In order to overcome the demographic crisis that characterizes the whole of the European Union, different Member States use different approaches: Hungary has set a goal of creating more family-friendly conditions and supporting young couples to have children. Under the aegis of the new family policy in recent years, favorable changes have already begun.
In 2017, a family and career study revealed that college students do not regard marriage as an obsolete institution, 89 percent of them have marriage plans. According to the Central Statistical Office (CSO), the vast majority of young people, 90 percent, express confidence that they will have children. Some 43 percent of young people think they want at least two children, while 18 percent consider a large family (i.e., three or more children) possible.
With regard to marriage, we see increasingly favorable trends across the whole population over the past few years. While in 2010, only 35,520 marriages were certified, that number jumped to 50,572 in 2017, marking an increase of 42.4 percent over seven years.

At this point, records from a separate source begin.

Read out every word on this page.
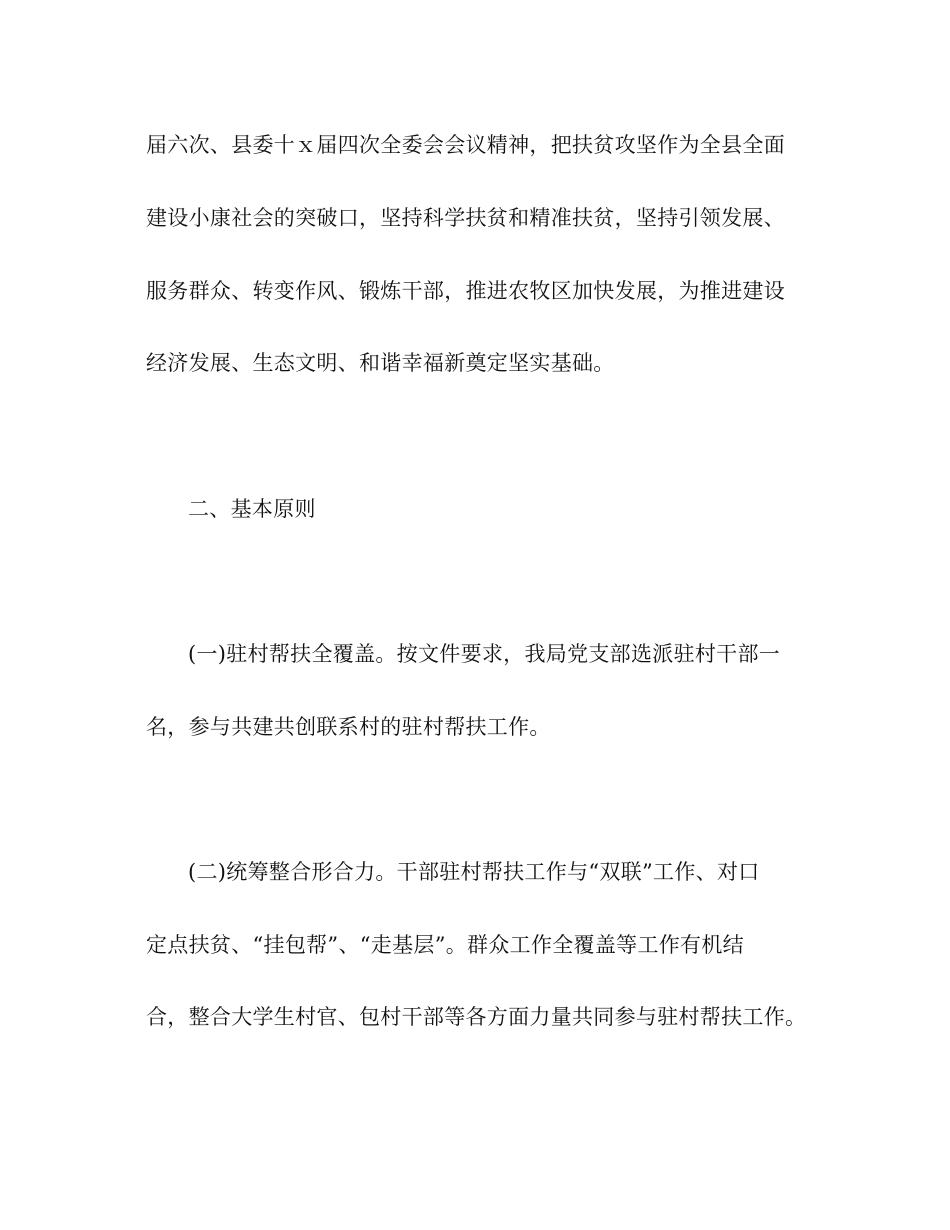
届六次、县委十ｘ届四次全委会会议精神，把扶贫攻坚作为全县全面
建设小康社会的突破口，坚持科学扶贫和精准扶贫，坚持引领发展、
服务群众、转变作风、锻炼干部，推进农牧区加快发展，为推进建设
经济发展、生态文明、和谐幸福新奠定坚实基础。
二、基本原则
(一)驻村帮扶全覆盖。按文件要求，我局党支部选派驻村干部一
名，参与共建共创联系村的驻村帮扶工作。
(二)统筹整合形合力。干部驻村帮扶工作与“双联”工作、对口
定点扶贫、“挂包帮”、“走基层”。群众工作全覆盖等工作有机结
合，整合大学生村官、包村干部等各方面力量共同参与驻村帮扶工作。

The Demographic Portrait of 2018 showed that the average age of first marriages halted in 2014. The public still regards marriage as the ideal form of partnership, and nine out of ten still recommend it to young couples. The proportion of those who opposed divorce increased, especially among people under the age of 40. 38.3 percent of 20-39 year-olds believe that marriage is a lifelong relationship, while in 2005, only 22.6 percent said so, according to research at CSO.